According to Mr Carron, considerable progress has been made by the hospital’s managing director, Catherine Weech, deputy managing director, Lyrone Burrows; members of the PHA/PMH teams and various public/private partnerships to resolve years of “unconscionable neglect”. He pointed to enhancements in the radiology department where a new CT scanner has been installed, bathrooms refurbished and an artificial sky ceiling installed to improve ambience of the place.
“Jackson Memorial Hospital in Miami is a state-owned facility, but it’s called the Bascom Palmer Eye centre because the man donated the money and it’s the best in the world,” he said. “It’s called the Ryder Trauma Centre because of all these benefactors. It’s a private partnership. Sadly, when you have politics and all sorts of other special interests, you do not get what you wish to achieve.”
Despite the improvements, Mr Carron noted the children’s ward of the hospital remains closed and the laundry’s operation is limited. During a tour of the former children’s ward, which was badly affected by Hurricane Matthew, beds were untidily strewn around the rooms, the bathrooms were unkempt, the number of available beds for children are still well below former levels. Billing operations at the hospital remain problematic, Mr Carron explained.

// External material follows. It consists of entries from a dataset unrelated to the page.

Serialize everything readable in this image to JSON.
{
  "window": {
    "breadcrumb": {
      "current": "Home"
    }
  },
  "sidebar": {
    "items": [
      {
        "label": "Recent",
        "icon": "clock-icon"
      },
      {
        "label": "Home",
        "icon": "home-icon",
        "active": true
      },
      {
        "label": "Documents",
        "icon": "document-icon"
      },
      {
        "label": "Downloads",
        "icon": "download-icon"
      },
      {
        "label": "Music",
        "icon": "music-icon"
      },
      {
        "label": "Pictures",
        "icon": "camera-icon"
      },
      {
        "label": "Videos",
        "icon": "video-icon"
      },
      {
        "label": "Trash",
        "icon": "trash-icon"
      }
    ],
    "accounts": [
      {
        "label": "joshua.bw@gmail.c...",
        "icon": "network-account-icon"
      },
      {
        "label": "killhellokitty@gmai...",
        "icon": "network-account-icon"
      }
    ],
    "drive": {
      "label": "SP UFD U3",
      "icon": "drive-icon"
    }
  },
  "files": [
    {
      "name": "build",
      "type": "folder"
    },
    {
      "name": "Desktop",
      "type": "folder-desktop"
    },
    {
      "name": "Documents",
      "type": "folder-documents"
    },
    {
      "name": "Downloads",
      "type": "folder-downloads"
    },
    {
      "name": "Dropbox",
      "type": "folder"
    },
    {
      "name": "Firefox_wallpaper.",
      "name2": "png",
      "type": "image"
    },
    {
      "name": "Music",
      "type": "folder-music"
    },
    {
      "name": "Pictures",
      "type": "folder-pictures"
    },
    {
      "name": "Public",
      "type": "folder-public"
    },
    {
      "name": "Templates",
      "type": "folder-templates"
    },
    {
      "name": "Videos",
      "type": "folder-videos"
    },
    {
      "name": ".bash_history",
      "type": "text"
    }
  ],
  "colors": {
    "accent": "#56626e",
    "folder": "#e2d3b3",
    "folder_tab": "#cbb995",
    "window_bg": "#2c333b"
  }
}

“The receivables are between $400m to $800m,” he said, “that means charges for applicable patients, those with private insurance, those with government insurance, tourists. We couldn’t even issue a credit card to tourists. We have 11,000 tourist bills. If you send more patients here, we can’t bill them,” he said.
He said until the improvements are made to the hospital, national health insurance would not be feasible.
“At some point, you need a chicken to get an egg,” he said. “NHI is all great, but don’t you need a hospital and a hospital needs a roof? Otherwise you can’t have any wards and if you have no wards, you can’t have any beds. If you are going to have NHI and if you implement this, can you imagine what you will have if you have no capacity here? NHI needs to be delayed. This is not the time to be doing that.”
Mr Carron suggested that it would be far more sensible to wait until the PMH’s new billing and financial systems were in place so that accurate figures would be available, and modern vaccine legislation to govern their use, transportation, storage, and administration would have been enacted before the cost of VAT would be considered.